“Life isn’t about finding yourself, its about creating yourself.” George Bernard Shaw
My whole life I was always trying to ‘find myself’ to figure out who I was. I would stress myself out endlessly over not knowing. How does one find themselves? How do we know who we are? One day someone told me that it wasn’t about knowing who I was as much as it was about knowing who I wasn’t, that was nice – but it didn’t satisfy me.
Getting sober was a journey of self-discovery for me. As I work the Twelve Steps I get to know who I was and who I want to be. I get to see who I am without God in my life and I get to make better decisions based on those truths. I get the opportunity to clean up the wreckage of my past and move forward. Which I am doing. But I kind of stopped there. I got caught up in the daily grind and I stopped changing things. I would go to the same places, do the same things, wear the same types of clothes and eat the same foods. I only ever wore my hair in one hairstyle, my life was very routine. There is nothing wrong with that – at all. But I wasn’t getting to know myself any better. I was just going through the motions.

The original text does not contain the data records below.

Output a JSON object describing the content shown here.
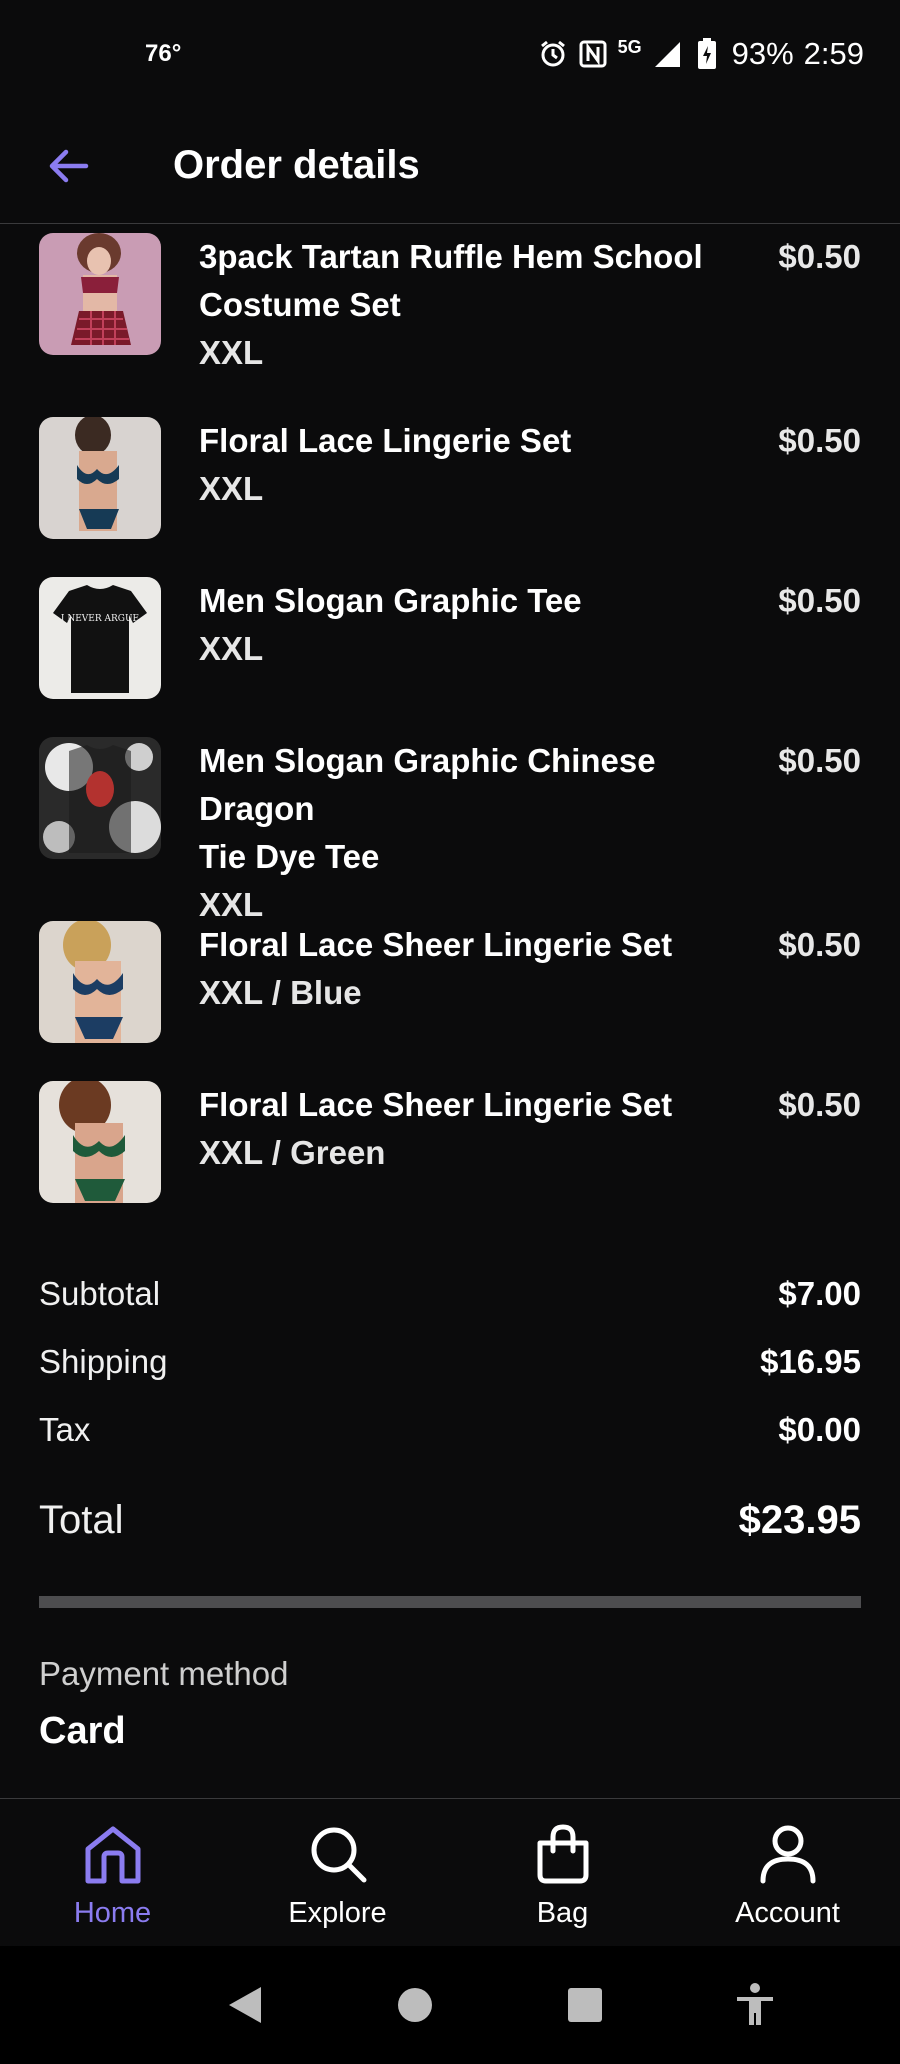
{
  "status_bar": {
    "temperature": "76°",
    "network": "5G",
    "battery": "93%",
    "time": "2:59"
  },
  "header": {
    "title": "Order details"
  },
  "items": [
    {
      "name_line1": "3pack Tartan Ruffle Hem School",
      "name_line2": "Costume Set",
      "variant": "XXL",
      "price": "$0.50"
    },
    {
      "name_line1": "Floral Lace Lingerie Set",
      "name_line2": "",
      "variant": "XXL",
      "price": "$0.50"
    },
    {
      "name_line1": "Men Slogan Graphic Tee",
      "name_line2": "",
      "variant": "XXL",
      "price": "$0.50",
      "thumb_text": "I NEVER ARGUE"
    },
    {
      "name_line1": "Men Slogan Graphic Chinese Dragon",
      "name_line2": "Tie Dye Tee",
      "variant": "XXL",
      "price": "$0.50"
    },
    {
      "name_line1": "Floral Lace Sheer Lingerie Set",
      "name_line2": "",
      "variant": "XXL / Blue",
      "price": "$0.50"
    },
    {
      "name_line1": "Floral Lace Sheer Lingerie Set",
      "name_line2": "",
      "variant": "XXL / Green",
      "price": "$0.50"
    }
  ],
  "totals": {
    "subtotal_label": "Subtotal",
    "subtotal": "$7.00",
    "shipping_label": "Shipping",
    "shipping": "$16.95",
    "tax_label": "Tax",
    "tax": "$0.00",
    "total_label": "Total",
    "total": "$23.95"
  },
  "payment": {
    "label": "Payment method",
    "value": "Card"
  },
  "bottom_nav": [
    {
      "label": "Home",
      "icon": "home-icon",
      "active": true
    },
    {
      "label": "Explore",
      "icon": "search-icon",
      "active": false
    },
    {
      "label": "Bag",
      "icon": "bag-icon",
      "active": false
    },
    {
      "label": "Account",
      "icon": "account-icon",
      "active": false
    }
  ],
  "colors": {
    "accent": "#8b7cf0",
    "background": "#0b0b0c"
  }
}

Then, God put a new friend in my life. She was vibrant and outspoken, her style in clothes changed with her mood. She wore what she felt like wearing, for her. She was authentic. It made me want to be around her. It inspired me to want to be authentic. So, I have been on a journey to become authentically Jorjia. At times, I have been uncertain about a clothing style or how the makeup looks, but my new friend has been right there, cheering me on.
I have been having so much fun! I like trying new things! Different makeup, different food, different clothes. I was always worried about what people would think of me if I wore this or that – but I am learning, that as long as I am wearing my confidence and my genuine smile – I tend to get good responses. But I am not doing it for them anyways! I am creating myself. I am figuring out who I want to be. I am loving this journey. People are drawn to authenticity. We are drawn to joy and confidence. We want to be around people who are at peace with themselves.
I have started to do things that I enjoy again – like dancing. I hadn’t danced in years. I was embarrassed. But who cares!? Have fun! Be yourself!
I have finally realized that life isn’t about finding myself, its about creating myself. I am so grateful that God gives us the people that we need at the exact time we need them.
Are you being authentic?
What have your friends taught you?
What have you always wanted to try but never have?